Republican Florida Gov.-elect Ron DeSantis and Lt. Gov.-elect Jeanette Nuñez took their ‘Thank You’ tour to Little Havana following their 2018 win over Democrat Andrew Gillum. They couldn’t have won without support from Miami’s Hispanic voters.

Now, the question is whether 2018 was an anomaly made possible only by Trump’s absence from the ballot, or whether it was the beginning of a trend in which Republican candidates are making inroads with the state’s largest minority voting bloc. Polling has varied, but Trump Campaign Manager Brad Parscale says internal data show the president is in better shape with Hispanics than in 2016 — a scenario that would jibe with Trump’s aggressive efforts to crack down on Cuba through sanctions and support in Venezuela for opposition leader Juan Guaidó.

“The Trump brand and Trump personally, as you would expect, is rather toxic, but his policies are not — even the ones people would ordinarily think are anathema to Latino voters,” said California Republican John Jordan, a prominent donor who commissioned a national Latino voter survey last month.

The poll of 1,000 people by McLaughlin & Associates found that Trump was underwater against Joe Biden and Bernie Sanders but also found reason to believe that a messaging campaign can boost the president’s numbers. Nearly half of those queried, for instance, believe the country is “headed in the right direction.” Amandi, the Democratic pollster, also noted that there is a statistically significant population of Hispanic voters in Florida who traveled legally to the country and agree with the president’s immigration stance.

Democrats, on the other hand, generally admit that they were out-strategized last year.
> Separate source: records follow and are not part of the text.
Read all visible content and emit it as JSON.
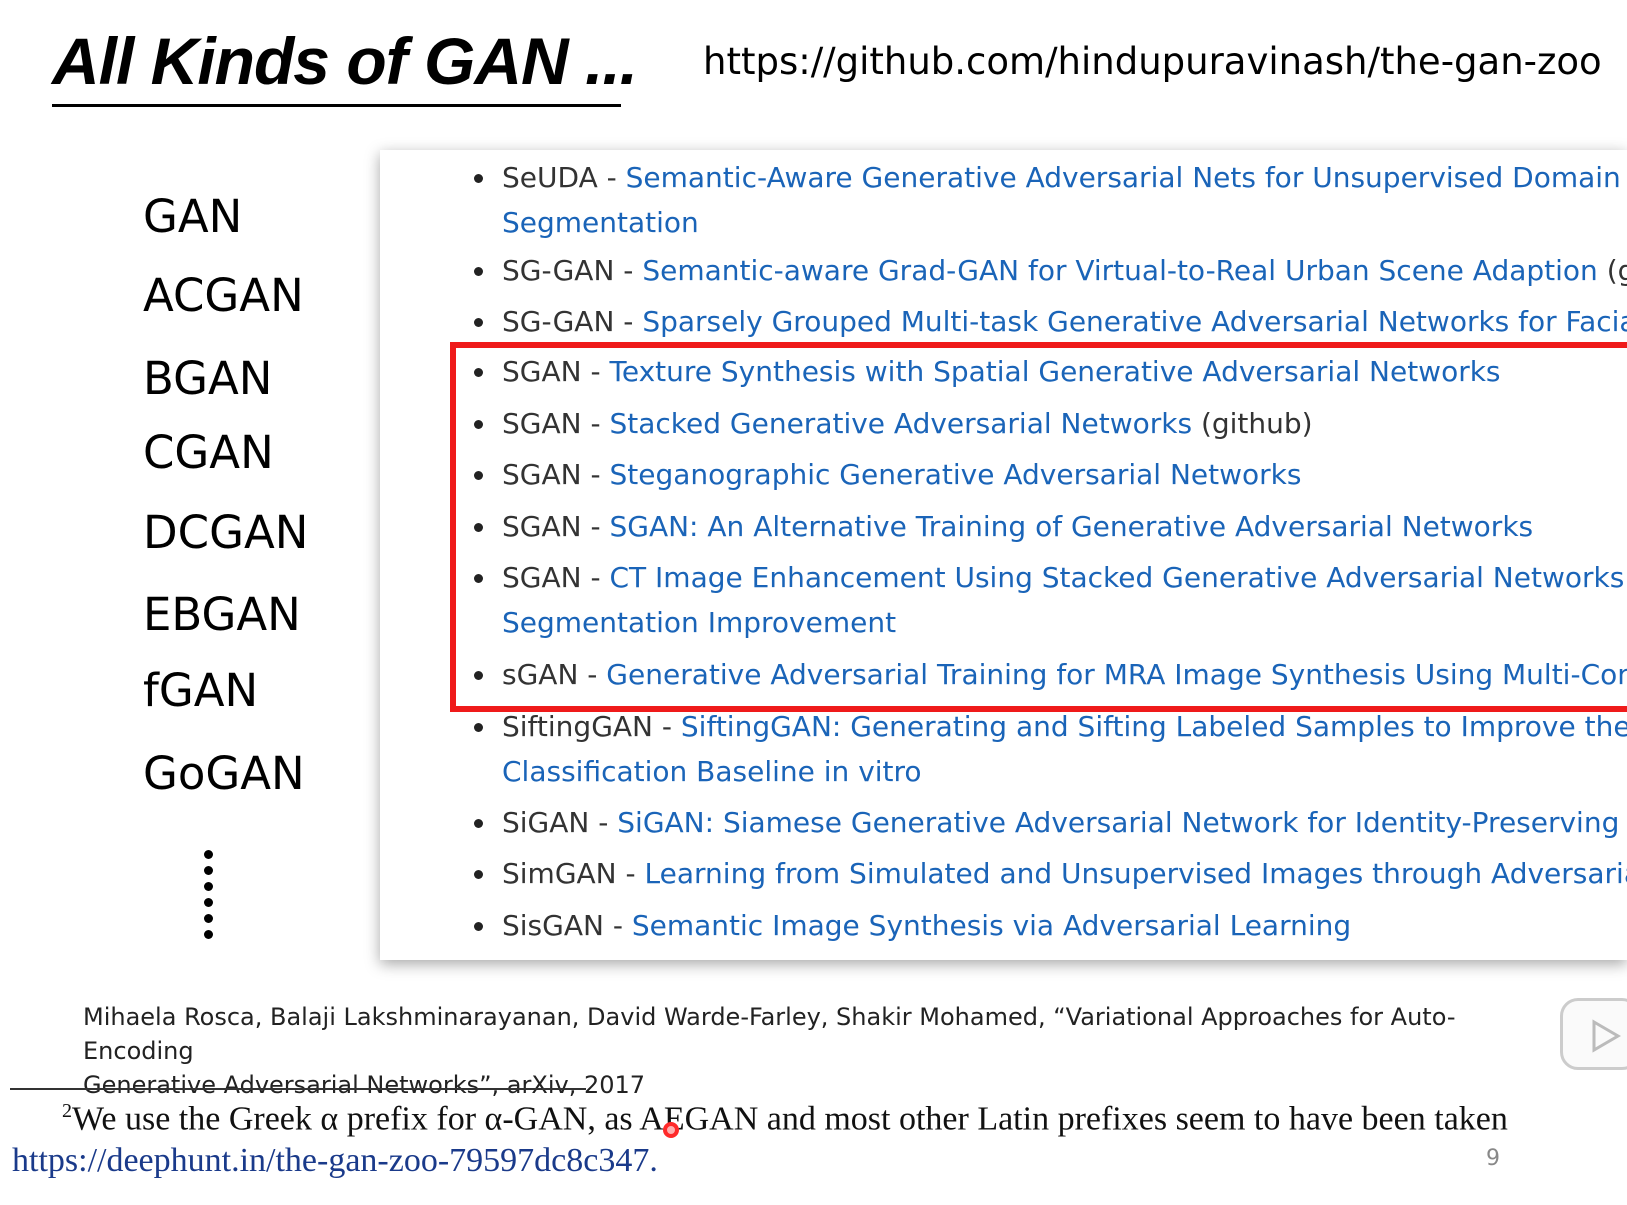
{
  "title": "All Kinds of GAN ...",
  "url": "https://github.com/hindupuravinash/the-gan-zoo",
  "gan_names": [
    "GAN",
    "ACGAN",
    "BGAN",
    "CGAN",
    "DCGAN",
    "EBGAN",
    "fGAN",
    "GoGAN"
  ],
  "zoo_entries": [
    {
      "name": "SeUDA",
      "sep": " - ",
      "link": "Semantic-Aware Generative Adversarial Nets for Unsupervised Domain Adap",
      "link2": "Segmentation",
      "extra": ""
    },
    {
      "name": "SG-GAN",
      "sep": " - ",
      "link": "Semantic-aware Grad-GAN for Virtual-to-Real Urban Scene Adaption",
      "link2": "",
      "extra": " (githu"
    },
    {
      "name": "SG-GAN",
      "sep": " - ",
      "link": "Sparsely Grouped Multi-task Generative Adversarial Networks for Facial Att",
      "link2": "",
      "extra": ""
    },
    {
      "name": "SGAN",
      "sep": " - ",
      "link": "Texture Synthesis with Spatial Generative Adversarial Networks",
      "link2": "",
      "extra": ""
    },
    {
      "name": "SGAN",
      "sep": " - ",
      "link": "Stacked Generative Adversarial Networks",
      "link2": "",
      "extra": " (github)"
    },
    {
      "name": "SGAN",
      "sep": " - ",
      "link": "Steganographic Generative Adversarial Networks",
      "link2": "",
      "extra": ""
    },
    {
      "name": "SGAN",
      "sep": " - ",
      "link": "SGAN: An Alternative Training of Generative Adversarial Networks",
      "link2": "",
      "extra": ""
    },
    {
      "name": "SGAN",
      "sep": " - ",
      "link": "CT Image Enhancement Using Stacked Generative Adversarial Networks and T",
      "link2": "Segmentation Improvement",
      "extra": ""
    },
    {
      "name": "sGAN",
      "sep": " - ",
      "link": "Generative Adversarial Training for MRA Image Synthesis Using Multi-Contras",
      "link2": "",
      "extra": ""
    },
    {
      "name": "SiftingGAN",
      "sep": " - ",
      "link": "SiftingGAN: Generating and Sifting Labeled Samples to Improve the Rem",
      "link2": "Classification Baseline in vitro",
      "extra": ""
    },
    {
      "name": "SiGAN",
      "sep": " - ",
      "link": "SiGAN: Siamese Generative Adversarial Network for Identity-Preserving Face",
      "link2": "",
      "extra": ""
    },
    {
      "name": "SimGAN",
      "sep": " - ",
      "link": "Learning from Simulated and Unsupervised Images through Adversarial Tra",
      "link2": "",
      "extra": ""
    },
    {
      "name": "SisGAN",
      "sep": " - ",
      "link": "Semantic Image Synthesis via Adversarial Learning",
      "link2": "",
      "extra": ""
    }
  ],
  "citation": {
    "authors": "Mihaela Rosca, Balaji Lakshminarayanan, David Warde-Farley, Shakir Mohamed, “Variational Approaches for Auto-Encoding",
    "rest": "Generative Adversarial Networks”, arXiv, 2017"
  },
  "footnote": {
    "marker": "2",
    "text": "We use the Greek α prefix for α-GAN, as AEGAN and most other Latin prefixes seem to have been taken",
    "link": "https://deephunt.in/the-gan-zoo-79597dc8c347."
  },
  "page_number": "9",
  "colors": {
    "highlight": "#ef1a1a",
    "link": "#1a64b8"
  },
  "icons": {
    "player": "play-icon"
  }
}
But they believe that the jump in Hispanic support for the Democratic nominee in Florida from 2012 to 2016 is the more telling trend than the drop-off from 2016 to 2018. A Democratic National Committee official said Monday that Trump is “maxed out” with white voters in Florida, and that the party is already on the ground working to claw back its margins with Hispanics.

Already mobilized, the party this month sent the first 90 of 300 organizers — many of them bilingual — into South Florida and Central Florida in order to register voters and talk shop. And party leaders recognized the gaping hole they left in their media strategy by failing to promote Hispanic party surrogates on Spanish-language media. Since the midterm elections, the state party has gathered at least 78 surrogates to promote on news and social programs in Miami, Orlando, Tampa and Puerto Rico.
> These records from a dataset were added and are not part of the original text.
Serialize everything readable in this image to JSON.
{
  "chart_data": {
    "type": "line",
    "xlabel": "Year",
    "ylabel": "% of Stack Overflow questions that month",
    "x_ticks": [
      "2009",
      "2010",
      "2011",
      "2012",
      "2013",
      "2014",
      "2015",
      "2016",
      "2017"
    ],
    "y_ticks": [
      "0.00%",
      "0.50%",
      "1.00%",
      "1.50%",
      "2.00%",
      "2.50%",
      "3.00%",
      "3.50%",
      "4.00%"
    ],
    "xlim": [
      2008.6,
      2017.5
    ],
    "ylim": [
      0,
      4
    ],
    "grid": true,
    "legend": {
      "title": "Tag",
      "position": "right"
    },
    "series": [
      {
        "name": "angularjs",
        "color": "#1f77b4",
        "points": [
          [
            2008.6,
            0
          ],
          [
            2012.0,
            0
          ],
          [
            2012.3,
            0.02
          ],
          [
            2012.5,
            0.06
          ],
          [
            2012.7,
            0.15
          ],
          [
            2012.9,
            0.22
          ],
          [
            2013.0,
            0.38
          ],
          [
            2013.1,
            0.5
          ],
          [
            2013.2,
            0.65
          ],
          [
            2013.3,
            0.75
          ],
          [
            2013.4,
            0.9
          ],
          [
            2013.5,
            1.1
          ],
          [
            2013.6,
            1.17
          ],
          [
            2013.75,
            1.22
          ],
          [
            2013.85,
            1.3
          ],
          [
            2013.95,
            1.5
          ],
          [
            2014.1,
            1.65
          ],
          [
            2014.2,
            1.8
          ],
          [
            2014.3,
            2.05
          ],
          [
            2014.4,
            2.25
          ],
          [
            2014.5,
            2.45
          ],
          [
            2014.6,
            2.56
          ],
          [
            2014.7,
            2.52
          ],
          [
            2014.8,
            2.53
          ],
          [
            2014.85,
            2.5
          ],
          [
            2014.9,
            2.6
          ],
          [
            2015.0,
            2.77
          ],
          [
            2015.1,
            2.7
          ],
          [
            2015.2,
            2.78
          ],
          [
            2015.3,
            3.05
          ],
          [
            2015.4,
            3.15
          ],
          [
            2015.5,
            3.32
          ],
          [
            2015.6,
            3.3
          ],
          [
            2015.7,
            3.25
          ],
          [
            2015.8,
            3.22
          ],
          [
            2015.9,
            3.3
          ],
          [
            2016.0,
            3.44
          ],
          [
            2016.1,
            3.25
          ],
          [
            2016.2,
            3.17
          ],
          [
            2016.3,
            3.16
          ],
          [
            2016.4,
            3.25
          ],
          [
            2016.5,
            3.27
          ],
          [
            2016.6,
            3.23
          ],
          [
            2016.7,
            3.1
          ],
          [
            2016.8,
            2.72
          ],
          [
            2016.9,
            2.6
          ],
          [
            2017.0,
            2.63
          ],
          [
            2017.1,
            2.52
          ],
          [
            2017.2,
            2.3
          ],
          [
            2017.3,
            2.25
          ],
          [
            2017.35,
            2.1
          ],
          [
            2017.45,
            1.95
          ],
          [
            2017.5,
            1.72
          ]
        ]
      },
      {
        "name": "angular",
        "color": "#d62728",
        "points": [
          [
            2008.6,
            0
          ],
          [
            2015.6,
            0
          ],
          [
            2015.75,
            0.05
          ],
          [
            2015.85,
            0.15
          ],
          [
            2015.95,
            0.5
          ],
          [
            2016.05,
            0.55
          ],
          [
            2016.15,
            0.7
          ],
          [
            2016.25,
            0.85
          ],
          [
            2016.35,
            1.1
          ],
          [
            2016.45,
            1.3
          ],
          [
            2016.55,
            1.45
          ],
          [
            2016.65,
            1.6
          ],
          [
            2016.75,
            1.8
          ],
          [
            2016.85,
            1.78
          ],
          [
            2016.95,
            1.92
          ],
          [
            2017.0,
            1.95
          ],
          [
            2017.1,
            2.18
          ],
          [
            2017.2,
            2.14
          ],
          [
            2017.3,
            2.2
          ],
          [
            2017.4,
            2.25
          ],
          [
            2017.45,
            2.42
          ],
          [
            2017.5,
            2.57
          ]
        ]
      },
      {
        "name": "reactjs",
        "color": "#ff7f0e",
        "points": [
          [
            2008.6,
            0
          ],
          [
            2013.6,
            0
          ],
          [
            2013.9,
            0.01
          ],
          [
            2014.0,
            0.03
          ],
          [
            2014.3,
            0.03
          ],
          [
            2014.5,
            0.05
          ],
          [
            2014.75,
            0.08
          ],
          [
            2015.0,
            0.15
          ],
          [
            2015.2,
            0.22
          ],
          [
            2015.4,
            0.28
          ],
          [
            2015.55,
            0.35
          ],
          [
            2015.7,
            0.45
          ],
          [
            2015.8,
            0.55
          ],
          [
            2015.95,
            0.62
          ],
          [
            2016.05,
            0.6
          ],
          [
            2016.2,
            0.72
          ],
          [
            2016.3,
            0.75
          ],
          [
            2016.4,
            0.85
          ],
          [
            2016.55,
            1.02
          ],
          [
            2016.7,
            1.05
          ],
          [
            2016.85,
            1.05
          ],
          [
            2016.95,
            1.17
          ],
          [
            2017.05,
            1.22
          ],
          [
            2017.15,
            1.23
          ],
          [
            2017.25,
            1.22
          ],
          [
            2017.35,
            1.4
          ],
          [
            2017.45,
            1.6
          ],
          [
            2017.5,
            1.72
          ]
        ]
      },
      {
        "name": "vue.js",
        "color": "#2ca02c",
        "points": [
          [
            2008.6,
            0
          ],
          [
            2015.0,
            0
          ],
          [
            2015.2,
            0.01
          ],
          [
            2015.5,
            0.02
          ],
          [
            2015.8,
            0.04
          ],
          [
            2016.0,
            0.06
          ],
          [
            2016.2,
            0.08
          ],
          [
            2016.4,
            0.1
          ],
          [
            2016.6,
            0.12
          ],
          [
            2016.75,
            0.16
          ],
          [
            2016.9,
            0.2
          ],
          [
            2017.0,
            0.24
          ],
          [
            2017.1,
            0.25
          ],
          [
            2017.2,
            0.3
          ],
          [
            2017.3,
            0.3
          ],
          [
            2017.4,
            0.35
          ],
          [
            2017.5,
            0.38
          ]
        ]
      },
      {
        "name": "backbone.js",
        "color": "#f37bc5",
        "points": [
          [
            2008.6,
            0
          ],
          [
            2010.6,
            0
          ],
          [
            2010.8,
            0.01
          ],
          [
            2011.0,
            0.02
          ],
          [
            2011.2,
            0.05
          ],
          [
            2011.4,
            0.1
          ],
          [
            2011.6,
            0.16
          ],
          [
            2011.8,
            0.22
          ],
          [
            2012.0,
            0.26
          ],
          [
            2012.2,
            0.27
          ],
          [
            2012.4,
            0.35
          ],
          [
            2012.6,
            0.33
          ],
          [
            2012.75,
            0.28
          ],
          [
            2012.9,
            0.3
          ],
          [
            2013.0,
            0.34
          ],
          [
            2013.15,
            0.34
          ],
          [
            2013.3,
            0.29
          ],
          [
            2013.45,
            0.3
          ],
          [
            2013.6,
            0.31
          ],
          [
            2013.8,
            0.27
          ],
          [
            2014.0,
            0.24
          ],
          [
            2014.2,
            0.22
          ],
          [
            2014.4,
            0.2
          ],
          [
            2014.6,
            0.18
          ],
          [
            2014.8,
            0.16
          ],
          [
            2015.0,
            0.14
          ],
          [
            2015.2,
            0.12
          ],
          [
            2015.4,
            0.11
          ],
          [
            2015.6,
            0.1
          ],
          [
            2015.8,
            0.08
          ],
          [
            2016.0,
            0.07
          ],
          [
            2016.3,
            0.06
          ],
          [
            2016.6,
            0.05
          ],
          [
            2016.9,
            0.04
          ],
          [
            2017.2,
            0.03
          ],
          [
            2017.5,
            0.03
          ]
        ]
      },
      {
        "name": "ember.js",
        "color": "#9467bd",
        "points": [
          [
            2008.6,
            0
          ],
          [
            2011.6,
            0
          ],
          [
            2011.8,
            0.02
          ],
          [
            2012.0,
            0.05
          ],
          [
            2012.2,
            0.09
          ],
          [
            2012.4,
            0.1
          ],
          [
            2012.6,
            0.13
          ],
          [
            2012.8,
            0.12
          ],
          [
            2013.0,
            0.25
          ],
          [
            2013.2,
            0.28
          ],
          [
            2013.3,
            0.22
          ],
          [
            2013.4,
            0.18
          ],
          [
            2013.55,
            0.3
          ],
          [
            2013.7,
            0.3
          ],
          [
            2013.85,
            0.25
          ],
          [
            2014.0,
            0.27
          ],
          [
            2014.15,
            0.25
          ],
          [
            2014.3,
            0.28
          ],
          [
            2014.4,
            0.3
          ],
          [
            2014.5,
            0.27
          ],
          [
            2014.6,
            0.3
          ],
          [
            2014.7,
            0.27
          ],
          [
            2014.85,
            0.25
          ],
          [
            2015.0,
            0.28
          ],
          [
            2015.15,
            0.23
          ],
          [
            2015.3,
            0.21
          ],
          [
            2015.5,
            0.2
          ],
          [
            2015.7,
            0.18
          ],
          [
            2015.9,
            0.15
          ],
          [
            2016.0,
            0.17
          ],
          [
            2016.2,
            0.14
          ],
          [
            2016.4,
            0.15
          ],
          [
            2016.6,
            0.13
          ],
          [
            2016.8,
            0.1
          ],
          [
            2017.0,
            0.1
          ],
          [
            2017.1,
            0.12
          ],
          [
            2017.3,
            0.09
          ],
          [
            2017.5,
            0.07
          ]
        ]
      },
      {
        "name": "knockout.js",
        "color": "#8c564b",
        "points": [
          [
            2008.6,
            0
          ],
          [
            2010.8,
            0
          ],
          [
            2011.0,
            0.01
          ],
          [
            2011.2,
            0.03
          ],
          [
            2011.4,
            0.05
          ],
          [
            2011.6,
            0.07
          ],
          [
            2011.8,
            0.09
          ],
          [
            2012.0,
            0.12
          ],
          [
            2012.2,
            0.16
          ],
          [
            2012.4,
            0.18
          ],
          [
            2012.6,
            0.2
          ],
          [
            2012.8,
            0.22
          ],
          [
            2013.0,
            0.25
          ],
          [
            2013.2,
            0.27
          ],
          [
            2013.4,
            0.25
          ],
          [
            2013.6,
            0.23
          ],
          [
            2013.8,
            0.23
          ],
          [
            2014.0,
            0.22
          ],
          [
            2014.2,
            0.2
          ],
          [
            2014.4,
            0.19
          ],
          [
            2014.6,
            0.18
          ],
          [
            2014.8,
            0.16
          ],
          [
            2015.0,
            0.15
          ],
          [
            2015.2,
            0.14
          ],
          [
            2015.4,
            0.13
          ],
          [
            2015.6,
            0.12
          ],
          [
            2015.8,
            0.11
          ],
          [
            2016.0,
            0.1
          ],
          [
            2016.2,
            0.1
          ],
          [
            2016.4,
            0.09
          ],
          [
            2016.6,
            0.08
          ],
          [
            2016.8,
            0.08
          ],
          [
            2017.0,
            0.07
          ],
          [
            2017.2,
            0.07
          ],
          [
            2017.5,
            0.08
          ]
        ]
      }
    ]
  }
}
“We’re right on the issues, we’re just not communicating it as effectively” on Spanish radio and TV, Miami-Dade Democratic activist Ricky Junquera said this month during the Democratic Party’s leadership conference in Orlando. “Republicans are dictating what’s being said and how it’s being said.”

A key test on whether Democrats can successfully counteract Republicans’ inroads with Hispanic voters will come over the next two weeks as the top 20 presidential candidates descend on Miami ahead of the party’s first primary debate of the 2020 cycle. Their debates will be broadcast live on Telemundo, and 8 of the 20 will participate Friday in a National Association of Latino Elected & Appointed Officials (NALEO) forum at the Telemundo Center in Doral.
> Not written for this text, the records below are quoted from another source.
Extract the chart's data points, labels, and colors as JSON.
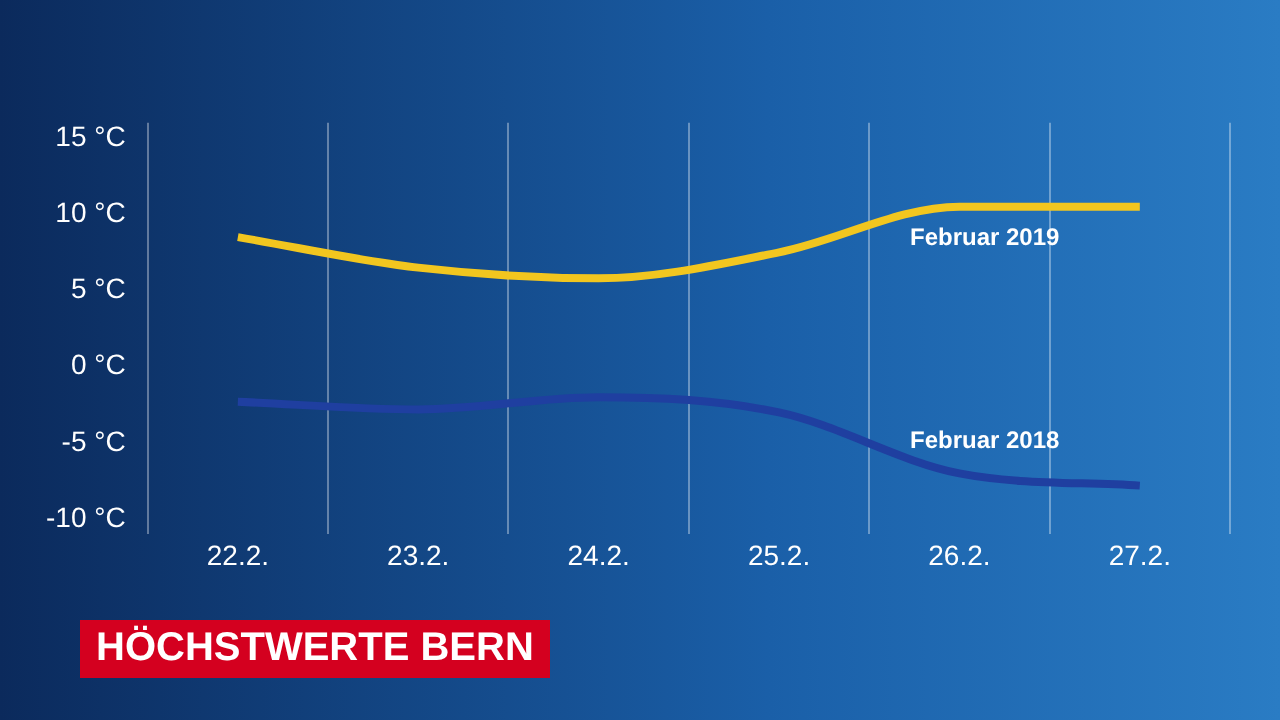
{
  "chart_data": {
    "type": "line",
    "title": "HÖCHSTWERTE BERN",
    "categories": [
      "22.2.",
      "23.2.",
      "24.2.",
      "25.2.",
      "26.2.",
      "27.2."
    ],
    "series": [
      {
        "name": "Februar 2019",
        "color": "#f2c61f",
        "values": [
          8.5,
          6.5,
          5.8,
          7.5,
          10.5,
          10.5
        ]
      },
      {
        "name": "Februar 2018",
        "color": "#1f3fa0",
        "values": [
          -2.3,
          -2.8,
          -2,
          -3,
          -7,
          -7.8
        ]
      }
    ],
    "ylim": [
      -11,
      16
    ],
    "yticks": [
      {
        "value": -10,
        "label": "-10 °C"
      },
      {
        "value": -5,
        "label": "-5 °C"
      },
      {
        "value": 0,
        "label": "0 °C"
      },
      {
        "value": 5,
        "label": "5 °C"
      },
      {
        "value": 10,
        "label": "10 °C"
      },
      {
        "value": 15,
        "label": "15 °C"
      }
    ],
    "grid": "x",
    "legend": false,
    "marker": "none",
    "line_style": "solid"
  }
}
Democratic National Committee Chairman Tom Perez said he believes the party’s presidential candidates have an opportunity next week in Miami to leap forward in the fight for Hispanic voters. He says Democrats need to explain that they’re pushing to grant temporary protected status to Venezuelans and trying to improve medical access for the working class.

Whether those efforts are effective could determine the results of the coming election in Florida, where the party believes there are 400,000 Hispanics in Florida who are both unregistered and likely Democrats.

“We’re making sure voters understand that [Republicans] don’t have any ideas,” Perez told the Miami Herald in a recent interview. “While we’re trying to build an America that works for everyone, they’re trying to give tax cuts to wealthy people. Capitalism is at its best when it has guard rails.”